A familiar take on the dynamics of class differences and crime in the capital
Somak Ghoshal Somak Ghoshal | 20 Mar, 2023
(Illustration: Saurabh Singh)
The title of Deepti Kapoor’s latest novel, Age of Vice, is a literal translation of Kali Yuga—also described as “the losing age”, elsewhere in the book, which is hurtling us all towards a state of apocalyptic dissolution. In terms of its ambition, the story is epic, running for over 500 pages, though its pulpy energy makes for quick reading.
At the heart of it all is Sunny Wadia, the debauched son of business tycoon Bunty Wadia, whose malpractices and political accomplices have made him staggering amounts of wealth. Sunny is the Prince of Delhi, the heir apparent to his father’s bounty and the sun at the center of his self-created solar system, around whom a host of characters revolves.

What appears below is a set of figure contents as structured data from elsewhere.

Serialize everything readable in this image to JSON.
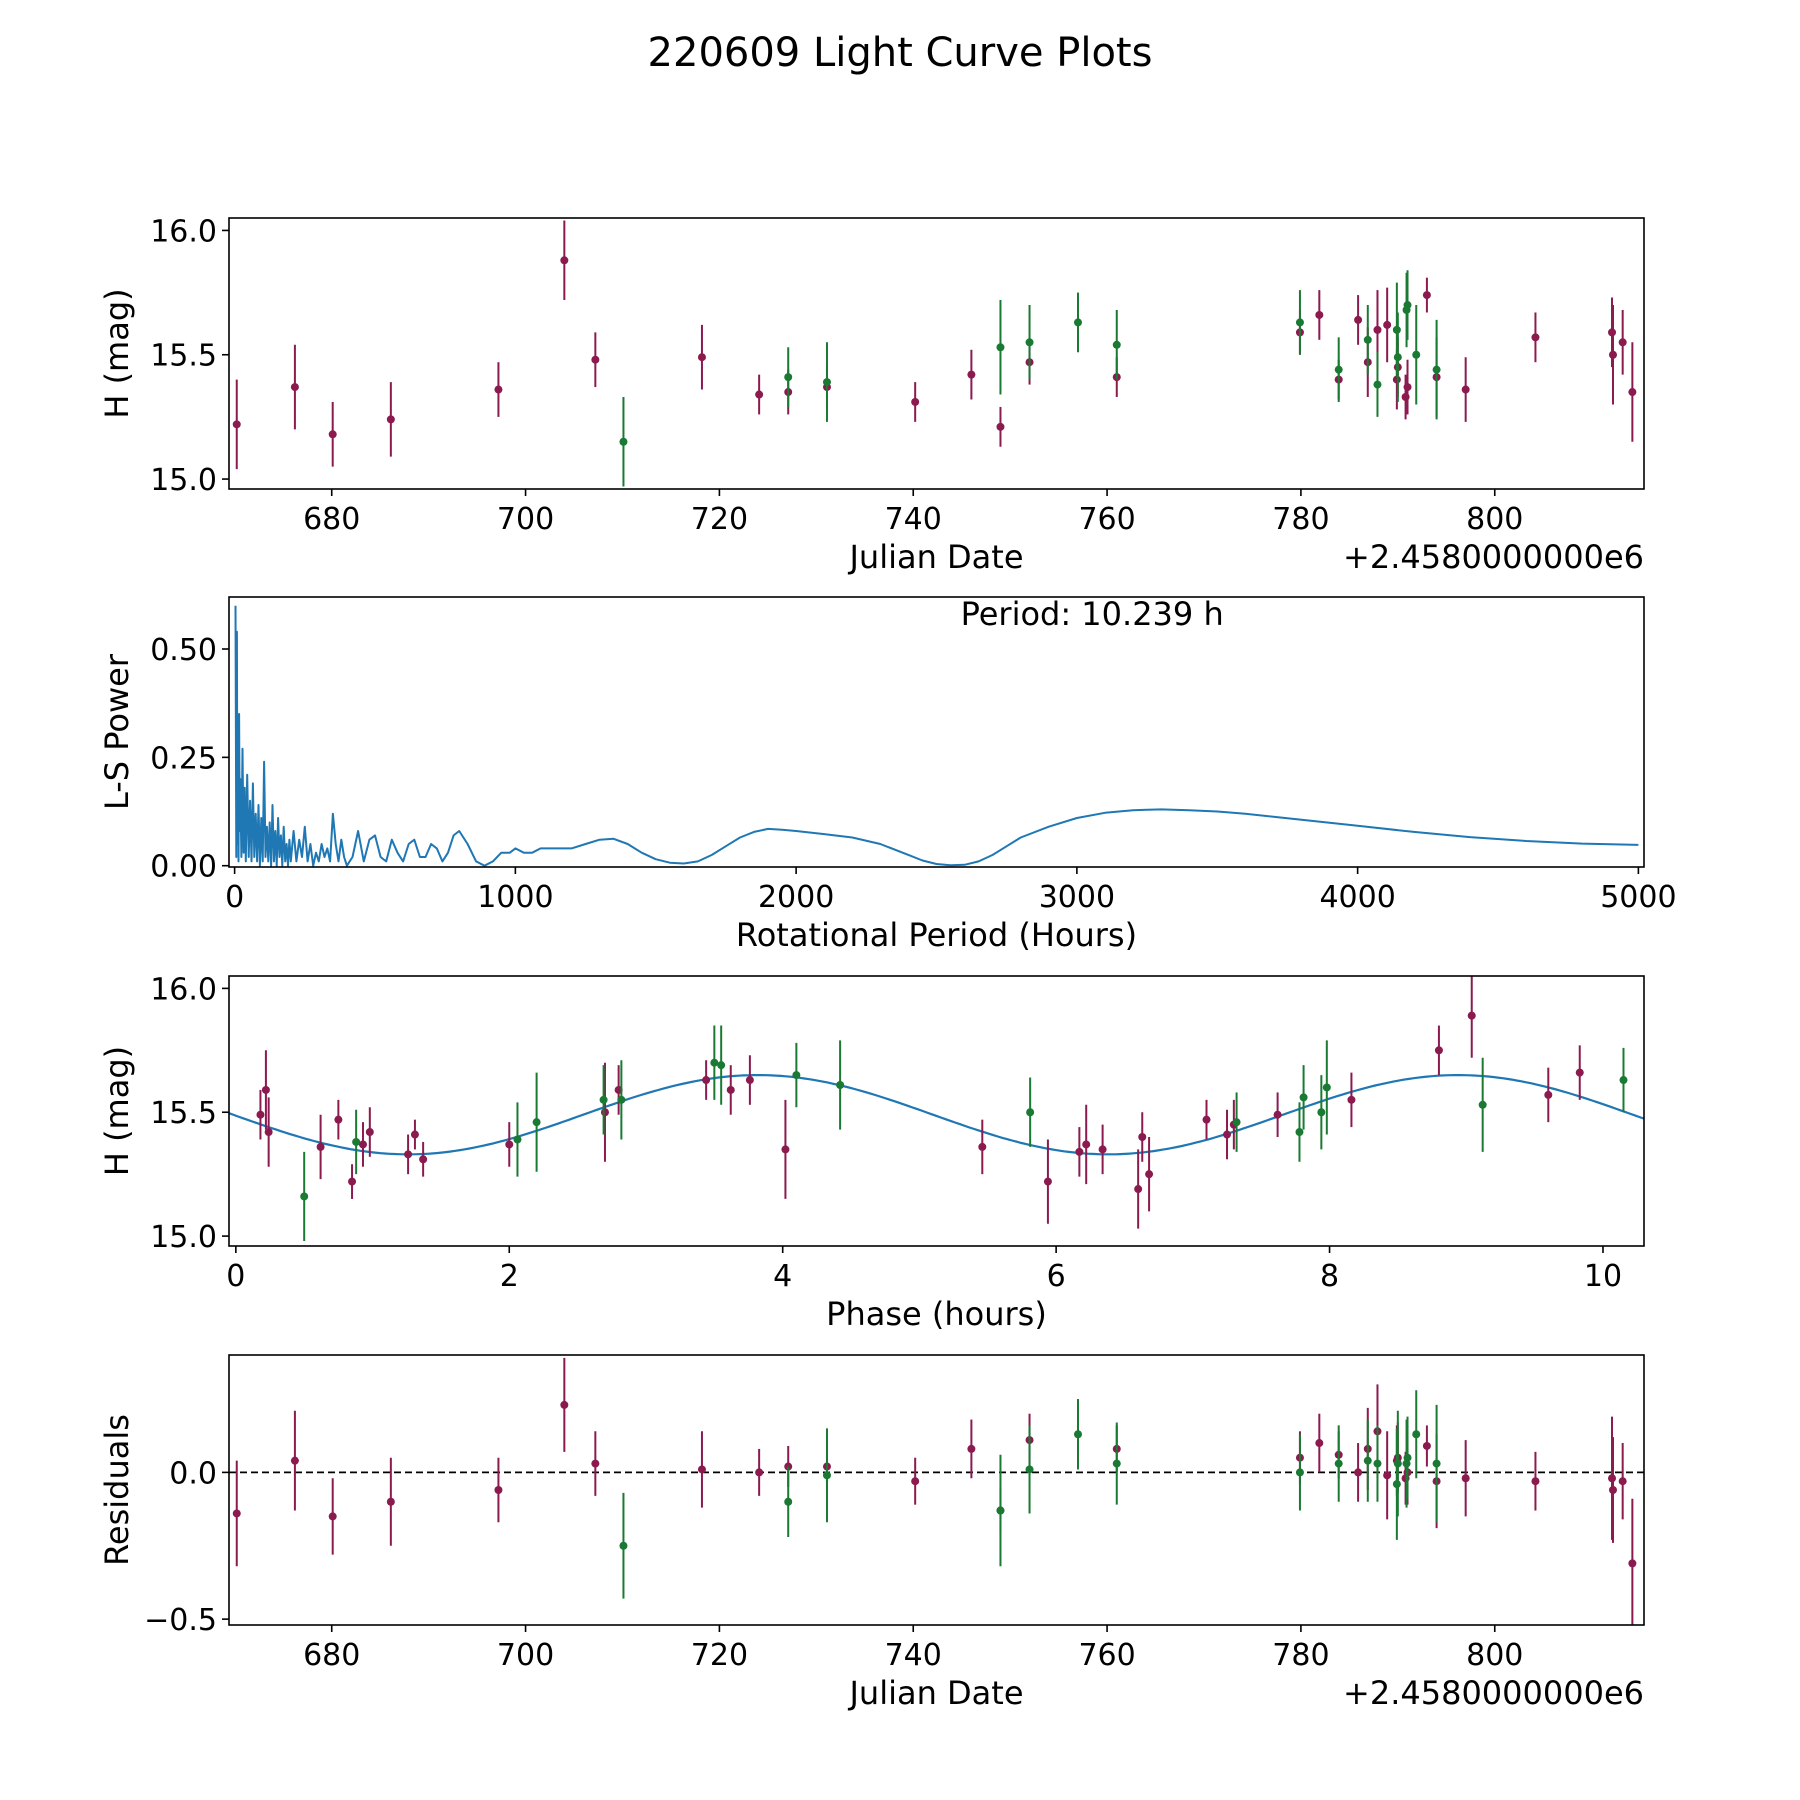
{
  "title": "220609 Light Curve Plots",
  "colors": {
    "red": "#8b1a4f",
    "green": "#1a7a33",
    "line": "#1f77b4"
  },
  "chart_data": [
    {
      "id": "lightcurve",
      "type": "scatter",
      "xlabel": "Julian Date",
      "ylabel": "H (mag)",
      "offset_label": "+2.4580000000e6",
      "xlim": [
        669.4,
        815.4
      ],
      "ylim": [
        14.96,
        16.05
      ],
      "xticks": [
        680,
        700,
        720,
        740,
        760,
        780,
        800
      ],
      "yticks": [
        15.0,
        15.5,
        16.0
      ],
      "ytick_labels": [
        "15.0",
        "15.5",
        "16.0"
      ],
      "series": [
        {
          "name": "red-filter",
          "color": "red",
          "x": [
            670.2,
            676.2,
            680.1,
            686.1,
            697.2,
            704.0,
            707.2,
            718.2,
            724.1,
            727.1,
            731.1,
            740.2,
            746.0,
            749.0,
            752.0,
            761.0,
            779.9,
            781.9,
            783.9,
            785.9,
            786.9,
            787.9,
            788.9,
            789.9,
            790.0,
            790.8,
            791.0,
            793.0,
            794.0,
            797.0,
            804.2,
            812.1,
            812.2,
            813.2,
            814.2
          ],
          "y": [
            15.22,
            15.37,
            15.18,
            15.24,
            15.36,
            15.88,
            15.48,
            15.49,
            15.34,
            15.35,
            15.37,
            15.31,
            15.42,
            15.21,
            15.47,
            15.41,
            15.59,
            15.66,
            15.4,
            15.64,
            15.47,
            15.6,
            15.62,
            15.4,
            15.45,
            15.33,
            15.37,
            15.74,
            15.41,
            15.36,
            15.57,
            15.59,
            15.5,
            15.55,
            15.35
          ],
          "err": [
            0.18,
            0.17,
            0.13,
            0.15,
            0.11,
            0.16,
            0.11,
            0.13,
            0.08,
            0.09,
            0.09,
            0.08,
            0.1,
            0.08,
            0.09,
            0.08,
            0.09,
            0.1,
            0.08,
            0.1,
            0.14,
            0.16,
            0.15,
            0.12,
            0.12,
            0.09,
            0.11,
            0.07,
            0.16,
            0.13,
            0.1,
            0.14,
            0.2,
            0.13,
            0.2
          ]
        },
        {
          "name": "green-filter",
          "color": "green",
          "x": [
            710.1,
            727.1,
            731.1,
            749.0,
            752.0,
            757.0,
            761.0,
            779.9,
            783.9,
            786.9,
            787.9,
            789.9,
            790.0,
            790.9,
            791.0,
            791.9,
            794.0
          ],
          "y": [
            15.15,
            15.41,
            15.39,
            15.53,
            15.55,
            15.63,
            15.54,
            15.63,
            15.44,
            15.56,
            15.38,
            15.6,
            15.49,
            15.68,
            15.7,
            15.5,
            15.44
          ],
          "err": [
            0.18,
            0.12,
            0.16,
            0.19,
            0.15,
            0.12,
            0.14,
            0.13,
            0.13,
            0.14,
            0.13,
            0.19,
            0.18,
            0.15,
            0.14,
            0.2,
            0.2
          ]
        }
      ]
    },
    {
      "id": "periodogram",
      "type": "line",
      "xlabel": "Rotational Period (Hours)",
      "ylabel": "L-S Power",
      "annotation": "Period: 10.239 h",
      "xlim": [
        -20,
        5020
      ],
      "ylim": [
        -0.003,
        0.62
      ],
      "xticks": [
        0,
        1000,
        2000,
        3000,
        4000,
        5000
      ],
      "xtick_labels": [
        "0",
        "1000",
        "2000",
        "3000",
        "4000",
        "5000"
      ],
      "yticks": [
        0.0,
        0.25,
        0.5
      ],
      "ytick_labels": [
        "0.00",
        "0.25",
        "0.50"
      ],
      "series": [
        {
          "name": "L-S power",
          "color": "line",
          "x": [
            3,
            6,
            8,
            10,
            12,
            14,
            16,
            18,
            20,
            24,
            28,
            32,
            36,
            40,
            45,
            50,
            55,
            60,
            65,
            70,
            75,
            80,
            85,
            90,
            95,
            100,
            105,
            110,
            115,
            120,
            125,
            130,
            135,
            140,
            145,
            150,
            155,
            160,
            165,
            170,
            175,
            180,
            185,
            190,
            195,
            200,
            210,
            220,
            230,
            240,
            250,
            260,
            270,
            280,
            290,
            300,
            310,
            320,
            330,
            340,
            350,
            360,
            370,
            380,
            390,
            400,
            420,
            440,
            460,
            480,
            500,
            520,
            540,
            560,
            580,
            600,
            620,
            640,
            660,
            680,
            700,
            720,
            740,
            760,
            780,
            800,
            830,
            860,
            890,
            920,
            950,
            980,
            1000,
            1030,
            1060,
            1090,
            1120,
            1160,
            1200,
            1250,
            1300,
            1350,
            1400,
            1450,
            1500,
            1550,
            1600,
            1650,
            1700,
            1750,
            1800,
            1850,
            1900,
            1950,
            2000,
            2100,
            2200,
            2300,
            2400,
            2450,
            2500,
            2550,
            2600,
            2650,
            2700,
            2750,
            2800,
            2900,
            3000,
            3100,
            3200,
            3300,
            3400,
            3500,
            3600,
            3700,
            3800,
            3900,
            4000,
            4200,
            4400,
            4600,
            4800,
            5000
          ],
          "y": [
            0.6,
            0.02,
            0.54,
            0.05,
            0.3,
            0.01,
            0.35,
            0.08,
            0.2,
            0.02,
            0.27,
            0.03,
            0.18,
            0.01,
            0.21,
            0.02,
            0.15,
            0.01,
            0.19,
            0.02,
            0.12,
            0.01,
            0.14,
            0.0,
            0.11,
            0.01,
            0.24,
            0.02,
            0.09,
            0.01,
            0.1,
            0.0,
            0.14,
            0.01,
            0.08,
            0.0,
            0.11,
            0.02,
            0.07,
            0.0,
            0.09,
            0.01,
            0.05,
            0.0,
            0.06,
            0.01,
            0.08,
            0.01,
            0.06,
            0.02,
            0.09,
            0.01,
            0.05,
            0.0,
            0.03,
            0.01,
            0.05,
            0.02,
            0.04,
            0.01,
            0.12,
            0.05,
            0.01,
            0.06,
            0.02,
            0.0,
            0.02,
            0.08,
            0.01,
            0.06,
            0.07,
            0.02,
            0.01,
            0.06,
            0.03,
            0.01,
            0.05,
            0.06,
            0.02,
            0.02,
            0.05,
            0.04,
            0.01,
            0.03,
            0.07,
            0.08,
            0.05,
            0.01,
            0.0,
            0.01,
            0.03,
            0.03,
            0.04,
            0.03,
            0.03,
            0.04,
            0.04,
            0.04,
            0.04,
            0.05,
            0.06,
            0.062,
            0.05,
            0.03,
            0.015,
            0.007,
            0.005,
            0.01,
            0.025,
            0.045,
            0.065,
            0.078,
            0.085,
            0.083,
            0.08,
            0.073,
            0.065,
            0.05,
            0.025,
            0.012,
            0.004,
            0.001,
            0.002,
            0.01,
            0.025,
            0.045,
            0.065,
            0.09,
            0.11,
            0.122,
            0.128,
            0.13,
            0.128,
            0.125,
            0.12,
            0.113,
            0.106,
            0.099,
            0.092,
            0.078,
            0.066,
            0.057,
            0.051,
            0.048
          ]
        }
      ]
    },
    {
      "id": "phased",
      "type": "scatter",
      "xlabel": "Phase (hours)",
      "ylabel": "H (mag)",
      "xlim": [
        -0.05,
        10.3
      ],
      "ylim": [
        14.96,
        16.05
      ],
      "xticks": [
        0,
        2,
        4,
        6,
        8,
        10
      ],
      "xtick_labels": [
        "0",
        "2",
        "4",
        "6",
        "8",
        "10"
      ],
      "yticks": [
        15.0,
        15.5,
        16.0
      ],
      "ytick_labels": [
        "15.0",
        "15.5",
        "16.0"
      ],
      "fit": {
        "period": 10.239,
        "mean": 15.49,
        "amplitude": 0.16,
        "phase_of_max": 3.82,
        "harmonics": 2,
        "color": "line"
      },
      "series": [
        {
          "name": "red-filter",
          "color": "red",
          "x": [
            0.18,
            0.22,
            0.24,
            0.62,
            0.75,
            0.85,
            0.93,
            0.98,
            1.26,
            1.31,
            1.37,
            2.0,
            2.7,
            2.8,
            3.44,
            3.62,
            3.76,
            4.02,
            5.46,
            5.94,
            6.17,
            6.22,
            6.34,
            6.6,
            6.63,
            6.68,
            7.1,
            7.25,
            7.3,
            7.62,
            8.16,
            8.8,
            9.04,
            9.6,
            9.83
          ],
          "y": [
            15.49,
            15.59,
            15.42,
            15.36,
            15.47,
            15.22,
            15.37,
            15.42,
            15.33,
            15.41,
            15.31,
            15.37,
            15.5,
            15.59,
            15.63,
            15.59,
            15.63,
            15.35,
            15.36,
            15.22,
            15.34,
            15.37,
            15.35,
            15.19,
            15.4,
            15.25,
            15.47,
            15.41,
            15.45,
            15.49,
            15.55,
            15.75,
            15.89,
            15.57,
            15.66
          ],
          "err": [
            0.1,
            0.16,
            0.14,
            0.13,
            0.08,
            0.07,
            0.09,
            0.1,
            0.08,
            0.06,
            0.07,
            0.09,
            0.2,
            0.1,
            0.08,
            0.1,
            0.1,
            0.2,
            0.11,
            0.17,
            0.1,
            0.16,
            0.1,
            0.16,
            0.1,
            0.15,
            0.08,
            0.1,
            0.1,
            0.09,
            0.11,
            0.1,
            0.17,
            0.11,
            0.11
          ]
        },
        {
          "name": "green-filter",
          "color": "green",
          "x": [
            0.5,
            0.88,
            2.06,
            2.2,
            2.69,
            2.82,
            3.5,
            3.55,
            4.1,
            4.42,
            5.81,
            7.32,
            7.78,
            7.81,
            7.94,
            7.98,
            9.12,
            10.15
          ],
          "y": [
            15.16,
            15.38,
            15.39,
            15.46,
            15.55,
            15.55,
            15.7,
            15.69,
            15.65,
            15.61,
            15.5,
            15.46,
            15.42,
            15.56,
            15.5,
            15.6,
            15.53,
            15.63
          ],
          "err": [
            0.18,
            0.13,
            0.15,
            0.2,
            0.14,
            0.16,
            0.15,
            0.16,
            0.13,
            0.18,
            0.14,
            0.12,
            0.12,
            0.13,
            0.15,
            0.19,
            0.19,
            0.13
          ]
        }
      ]
    },
    {
      "id": "residuals",
      "type": "scatter",
      "xlabel": "Julian Date",
      "ylabel": "Residuals",
      "offset_label": "+2.4580000000e6",
      "xlim": [
        669.4,
        815.4
      ],
      "ylim": [
        -0.52,
        0.4
      ],
      "xticks": [
        680,
        700,
        720,
        740,
        760,
        780,
        800
      ],
      "yticks": [
        -0.5,
        0.0
      ],
      "ytick_labels": [
        "−0.5",
        "0.0"
      ],
      "zero_line": true,
      "series": [
        {
          "name": "red-filter",
          "color": "red",
          "x": [
            670.2,
            676.2,
            680.1,
            686.1,
            697.2,
            704.0,
            707.2,
            718.2,
            724.1,
            727.1,
            731.1,
            740.2,
            746.0,
            749.0,
            752.0,
            761.0,
            779.9,
            781.9,
            783.9,
            785.9,
            786.9,
            787.9,
            788.9,
            789.9,
            790.0,
            790.8,
            791.0,
            793.0,
            794.0,
            797.0,
            804.2,
            812.1,
            812.2,
            813.2,
            814.2
          ],
          "y": [
            -0.14,
            0.04,
            -0.15,
            -0.1,
            -0.06,
            0.23,
            0.03,
            0.01,
            0.0,
            0.02,
            0.02,
            -0.03,
            0.08,
            -0.13,
            0.11,
            0.08,
            0.05,
            0.1,
            0.06,
            0.0,
            0.08,
            0.14,
            -0.01,
            0.04,
            0.05,
            -0.02,
            0.0,
            0.09,
            -0.03,
            -0.02,
            -0.03,
            -0.02,
            -0.06,
            -0.03,
            -0.31
          ],
          "err": [
            0.18,
            0.17,
            0.13,
            0.15,
            0.11,
            0.16,
            0.11,
            0.13,
            0.08,
            0.07,
            0.09,
            0.08,
            0.1,
            0.08,
            0.09,
            0.08,
            0.09,
            0.1,
            0.08,
            0.1,
            0.14,
            0.16,
            0.15,
            0.12,
            0.12,
            0.09,
            0.11,
            0.07,
            0.16,
            0.13,
            0.1,
            0.21,
            0.18,
            0.13,
            0.22
          ]
        },
        {
          "name": "green-filter",
          "color": "green",
          "x": [
            710.1,
            727.1,
            731.1,
            749.0,
            752.0,
            757.0,
            761.0,
            779.9,
            783.9,
            786.9,
            787.9,
            789.9,
            790.0,
            790.9,
            791.0,
            791.9,
            794.0
          ],
          "y": [
            -0.25,
            -0.1,
            -0.01,
            -0.13,
            0.01,
            0.13,
            0.03,
            0.0,
            0.03,
            0.04,
            0.03,
            -0.04,
            0.03,
            0.03,
            0.05,
            0.13,
            0.03
          ],
          "err": [
            0.18,
            0.12,
            0.16,
            0.19,
            0.15,
            0.12,
            0.14,
            0.13,
            0.13,
            0.14,
            0.13,
            0.19,
            0.18,
            0.15,
            0.14,
            0.15,
            0.2
          ]
        }
      ]
    }
  ]
}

Apart from the usual hangers-on, there is Neda Kapur, a crime reporter, who becomes his unlikely love interest, and Ajay, a low-caste man, rescued from oblivion by Sunny and given a fresh lease of life and power. Neda and Ajay, the two foundational pillars of Sunny’s world, predictably come to sorry ends because of the mess he spawns around him.
The tone of the story is set in the very first page, where a group of sleeping pavement dwellers is run over by a car. This trail of blood—punctuated with sex, drugs and alcohol—runs till the bitter end, where, in a Hamlet-like finale, the stage is left strewn with corpses. In between, the action moves from Manali to London to Goa, though the plot remains anchored in Delhi-NCR.
Readers familiar with Kapoor’s debut novel, A Bad Character, would know the pivotal role that the National Capital Region plays in her imagination. In both books, appearing nearly 10 years apart, Delhi is a microcosm for modern India and everything that ails it. In A Bad Character, Kapoor struggled at times with her experimental style to capture the essence of this murky world. But Age of Vice paints a similar landscape with broader strokes. There are coke-fueled parties galore, car chases, casual violence, everything you expect from a potboiler, and some more.
Age of Vice is driven by action, not so much by the inward-looking monologues that characterised A Bad Character. Although we get glimpses into Sunny’s childhood—his mother’s suicide and his uncle Vicky’s insidious hand behind it—there isn’t the same depth of attention to Neda’s history. Ajay, who has the makings of an arresting character, is forced to carry the burden of destiny that is assigned to him. He is the embodiment of caste injustice—his family destroyed by upper-caste thugs, he is sold into benign slavery as a boy. Even after he is redeemed by Sunny, Ajay cannot exact the revenge he wants, because his servile loyalties demand that he sacrifices his desires on the altar of his master’s greed. It is only during the time he spends in Tihar Jail that he reveals a vulnerability and craving for affection he cannot allow himself to express otherwise.
With Age of Vice, Kapoor has overcome the stylistic glitches that affected her first novel. Despite its meandering temporal and geographical shifts, the story is told with confidence and an assured sense of control, at times reminiscent of Vikram Chandra’s magisterial Sacred Games (2008). For Indian readers, though, Kapoor’s fictional terrain may seem too familiar, and a bit dated.
Fifteen years ago, Chandra’s achievement had felt fresh and urgent, not only because he held up a mirror to India, but also because he rewired our everyday realities. Those stories of murder and mayhem that get buried into a few square inches on newspapers assumed, in his expert telling, a vividness larger than life. Kapoor invokes the same template, almost down to the last detail (the long sequence in Tihar Jail, for instance) but, in spite of her impressive command as a storyteller, ends up being just a pale imitator of the genius of a writer like Chandra.